Me acabo de encontrar con una inscripción mural en un gimnasio de Pamplona que dice así: “Le llaman suerte, pero es constancia; le llaman casualidad, pero es disciplina; le llaman genética, pero es sacrificio. Ellos hablan…tú entrena”. No he entrado nunca en un gimnasio. Pero el mensaje es tan convincente que he decidido hacerlo por primera vez. Me admira esta forma de marketing apelando a valores humanos, a diferencia de muchos anuncios publicitarios, que apelan a los instintos. He pensado poner un cartel similar en la puerta de mi despacho desmitificando a la suerte: “No es suerte, es, trabajo bien hecho, perseverancia, capacidad para levantarse y volver a empezar”. El objetivo es no atribuir mis posibles errores a la mala suerte. Maquiavelo dijo que la fortuna favorece a los audaces. Algunos pensadores llaman suerte al encuentro del talento con la oportunidad.
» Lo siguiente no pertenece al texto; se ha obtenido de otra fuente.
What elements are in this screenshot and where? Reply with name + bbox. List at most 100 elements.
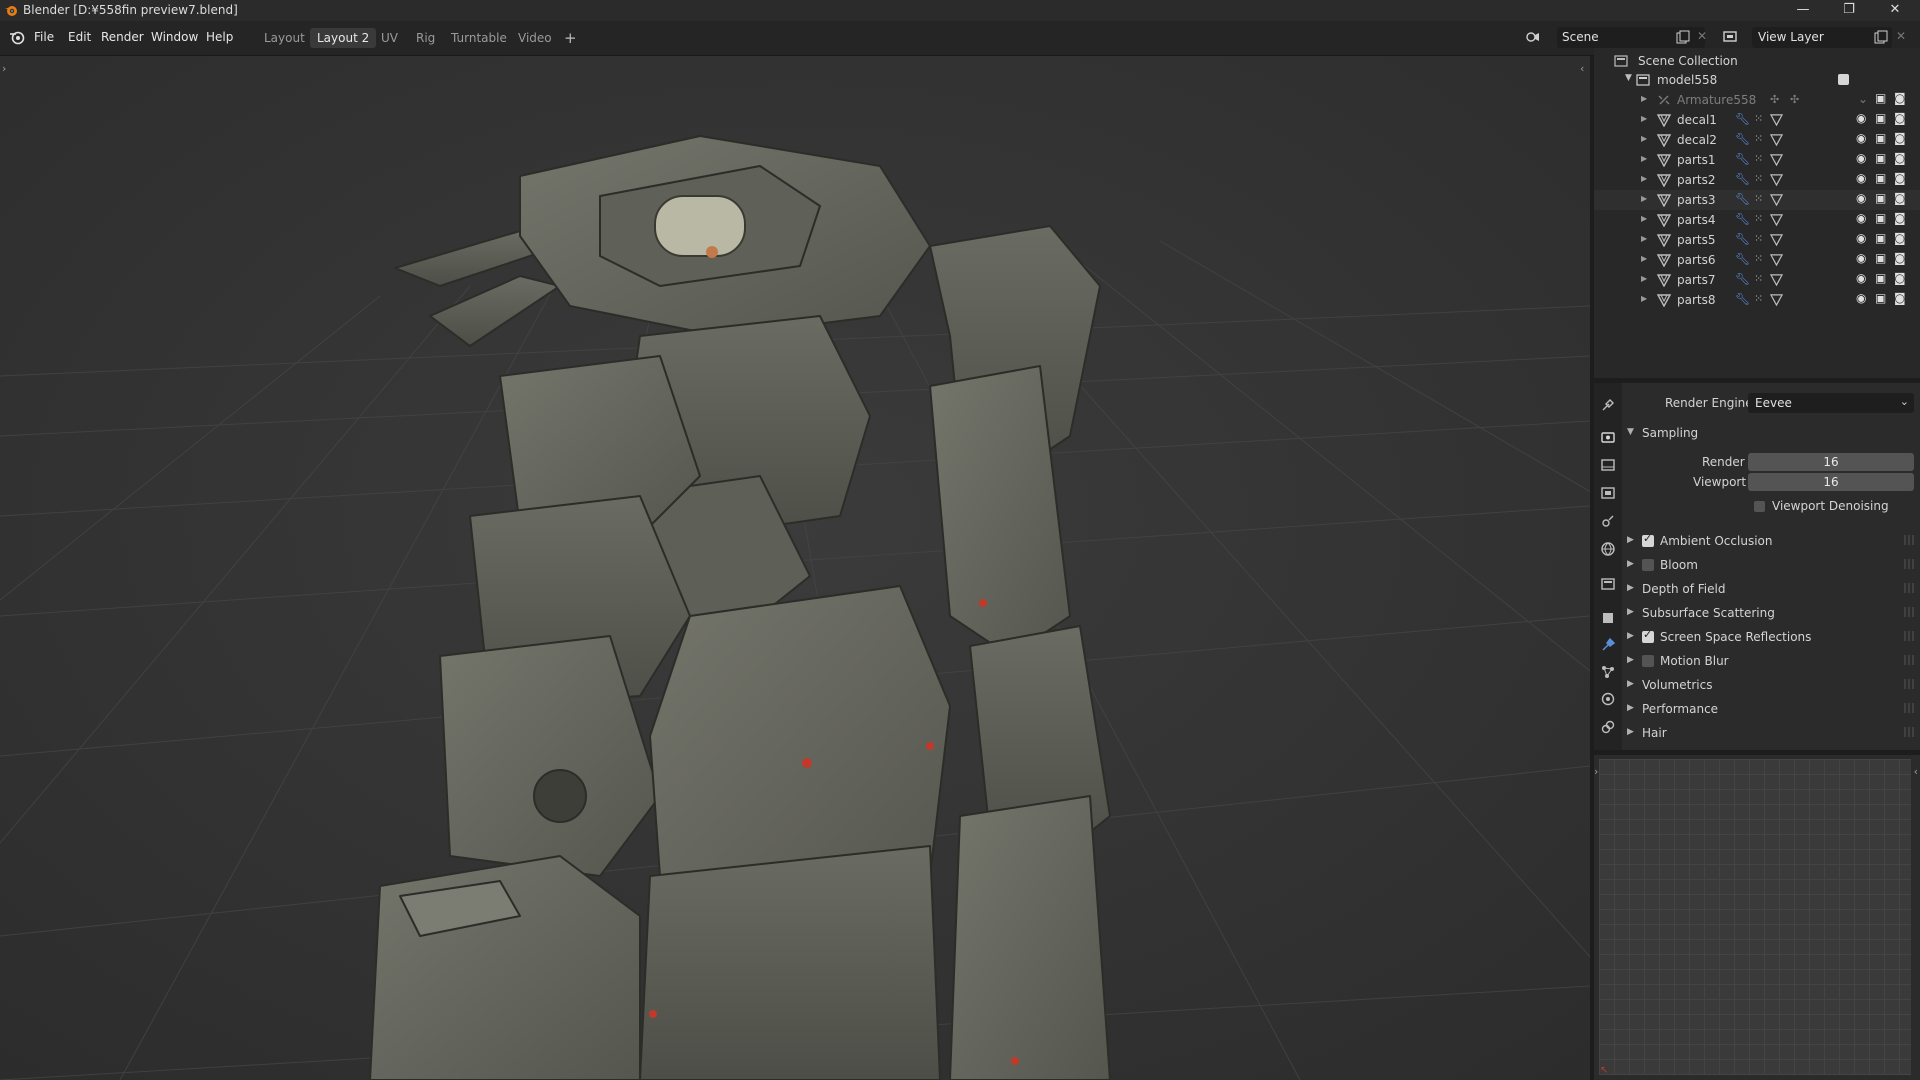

La ciencia dice que todo lo que nos parece fortuito y aleatorio tiene una causa; lo único que pasa es que la desconocemos.
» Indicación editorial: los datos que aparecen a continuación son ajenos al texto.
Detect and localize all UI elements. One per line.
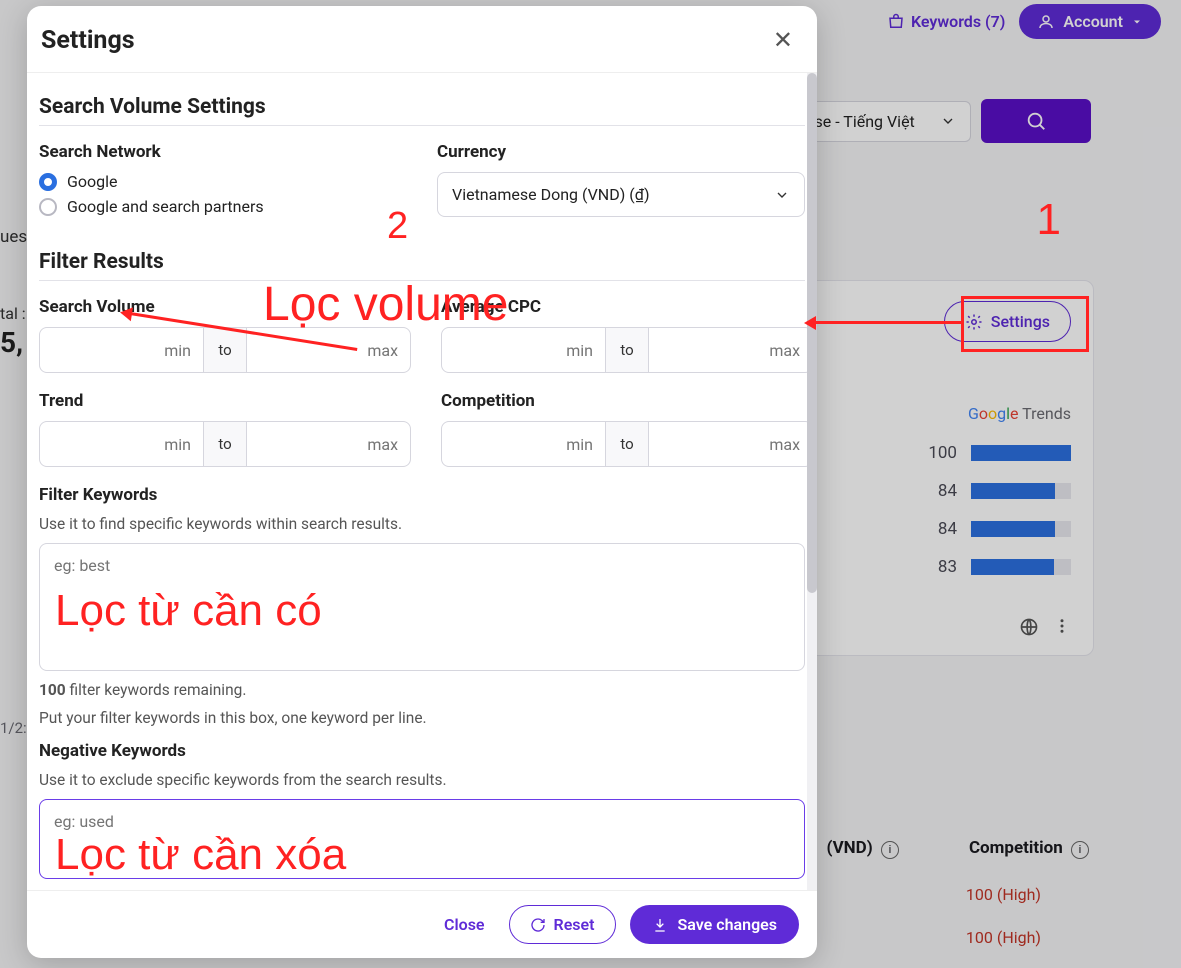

Muchos españoles confían demasiado en la suerte. Dos ejemplos: algunos ya no buscan trabajo; están esperando que llegue por un “golpe de suerte”. Otros inician con poco dinero la construcción de un inmueble, confiando en terminarlo con las quinielas o la primitiva. De todo ello se infiere que vivimos en una sociedad en la que se valora poco el esfuerzo. Se quiere todo aquí y ahora y, por tanto, sin esfuerzo. Nos estamos acostumbrando a lo fácil. Por ejemplo, basta pulsar un botón para conseguir casi todo lo que necesitamos diariamente. Pero esto conlleva un riesgo: ¿qué pasa el día que el botón no funciona? Pasa que nos sentimos inútiles. Del mismo modo, habituados a usar la calculadora para todas las operaciones aritméticas, ¿qué ocurre si un día está averiada? Descubrimos que se nos ha olvidado la tabla de multiplicar.
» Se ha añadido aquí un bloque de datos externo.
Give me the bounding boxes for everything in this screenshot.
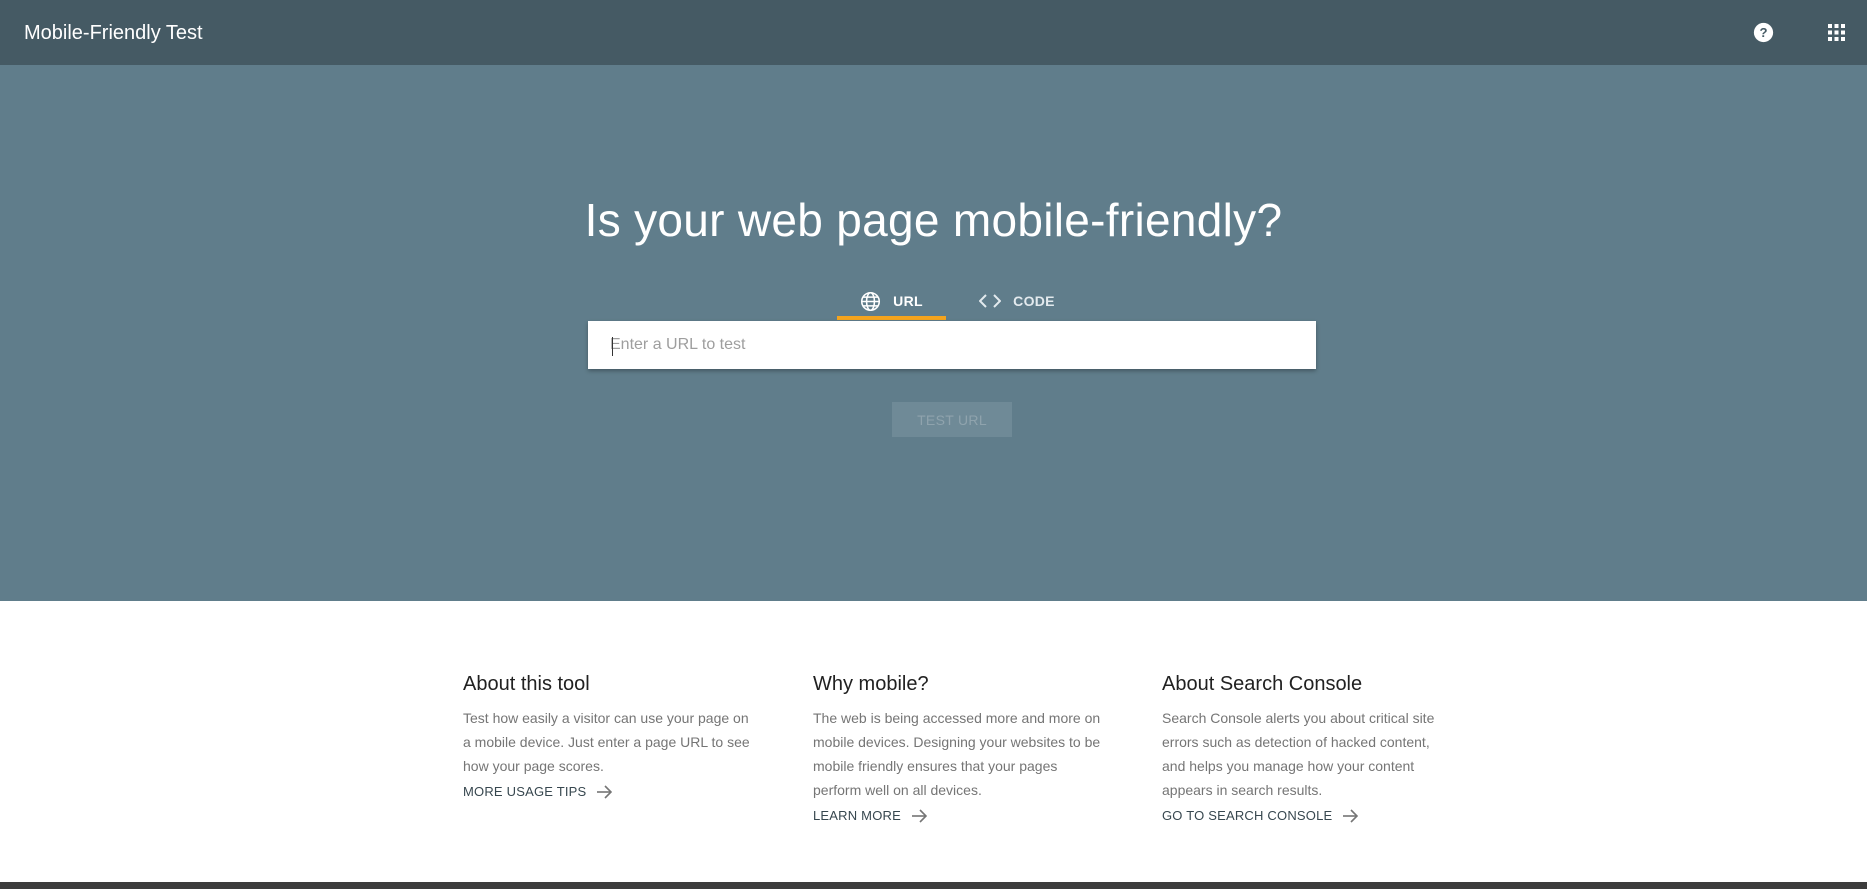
info-title: About this tool — [463, 673, 590, 695]
info-text: Search Console alerts you about critical… — [1162, 710, 1435, 798]
hero-section: Is your web page mobile-friendly? URL CO… — [0, 65, 1867, 601]
app-title[interactable]: Mobile-Friendly Test — [24, 22, 203, 45]
url-input[interactable] — [588, 321, 1316, 369]
code-icon — [979, 294, 1002, 308]
help-icon[interactable]: ? — [1753, 22, 1774, 43]
more-usage-tips-link[interactable]: MORE USAGE TIPS — [463, 784, 753, 799]
text-caret — [612, 337, 613, 356]
tab-code[interactable]: CODE — [962, 281, 1072, 321]
app-header: Mobile-Friendly Test ? — [0, 0, 1867, 65]
test-url-button[interactable]: TEST URL — [892, 402, 1012, 437]
info-about-tool: About this tool Test how easily a visito… — [463, 673, 753, 799]
info-why-mobile: Why mobile? The web is being accessed mo… — [813, 673, 1103, 823]
link-label: MORE USAGE TIPS — [463, 784, 587, 799]
apps-grid-icon[interactable] — [1828, 24, 1845, 41]
link-label: LEARN MORE — [813, 808, 901, 823]
globe-icon — [861, 291, 881, 311]
tab-url-label: URL — [893, 293, 923, 309]
svg-text:?: ? — [1759, 25, 1767, 40]
link-label: GO TO SEARCH CONSOLE — [1162, 808, 1333, 823]
arrow-right-icon — [597, 784, 613, 799]
info-title: Why mobile? — [813, 673, 929, 695]
go-to-search-console-link[interactable]: GO TO SEARCH CONSOLE — [1162, 808, 1452, 823]
info-text: Test how easily a visitor can use your p… — [463, 710, 750, 774]
info-text: The web is being accessed more and more … — [813, 710, 1101, 798]
info-title: About Search Console — [1162, 673, 1363, 695]
arrow-right-icon — [911, 808, 927, 823]
learn-more-link[interactable]: LEARN MORE — [813, 808, 1103, 823]
info-about-search-console: About Search Console Search Console aler… — [1162, 673, 1452, 823]
tab-active-indicator — [837, 316, 946, 320]
hero-title: Is your web page mobile-friendly? — [584, 194, 1283, 246]
arrow-right-icon — [1343, 808, 1359, 823]
tab-url[interactable]: URL — [837, 281, 946, 321]
tab-code-label: CODE — [1013, 293, 1055, 309]
bottom-bar — [0, 882, 1867, 889]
Unas palabras de Eugenio D’Ors en 1906 siguen siendo de gran actualidad: “Tal vez es ya hora de rehabilitar el valor del esfuerzo, del dolor, de la disciplina de la voluntad, ligada, no a aquello que place, sino a aquello que desplace”. En una época como la actual en la que se habla tanto de buscar la excelencia, ese objetivo está fuera de contexto, porque el contexto de la excelencia es la exigencia y el esfuerzo, tal como lo expresaba el adagio latino “per aspera ad astra” (el camino hacia las estrellas es un camino arduo). Carlos Llano ha escrito que en la búsqueda de la excelencia cuentan los resultados, pero eso no es lo más importante. Lo verdaderamente importante es el esfuerzo propio del trabajo bien hecho para conseguir esos resultados.

Un error actual es anteponer la espontaneidad al trabajo reflexivo y esforzado. Por ello se necesita motivar y educar para el esfuerzo. Es un aspecto clave de la educación de la voluntad, que se forja en la superación de dificultades.

Algunos padres de ahora acuden al colegio para quejarse de la excesiva exigencia de los profesores; actúan como abogados defensores de sus hijos. El resultado de la tolerancia excesiva es niños caprichosos, inseguros y sin voluntad, que no están capacitados para afrontar los problemas de su vida; les falta entrenamiento en afrontar dificultades por sí mismos y les sobra aversión al esfuerzo. La cultura del esfuerzo es el camino obligado para desarrollar el talento y la creatividad. No hay nadie brillante que no tenga tras de sí muchas horas de esfuerzo y entrenamiento.

Adoptar la cultura del esfuerzo significa asumir la responsabilidad de nuestras acciones y aprender a ver los fracasos como una oportunidad de crecimiento.

Es muy aconsejable que padres y profesores presenten el esfuerzo como algo positivo. Por ejemplo, lo natural es esforzarse; lo que vale es lo que cuesta; la vida es problema y la lucha es la condición esencial del éxito; la mayor de las satisfacciones es el descanso merecido.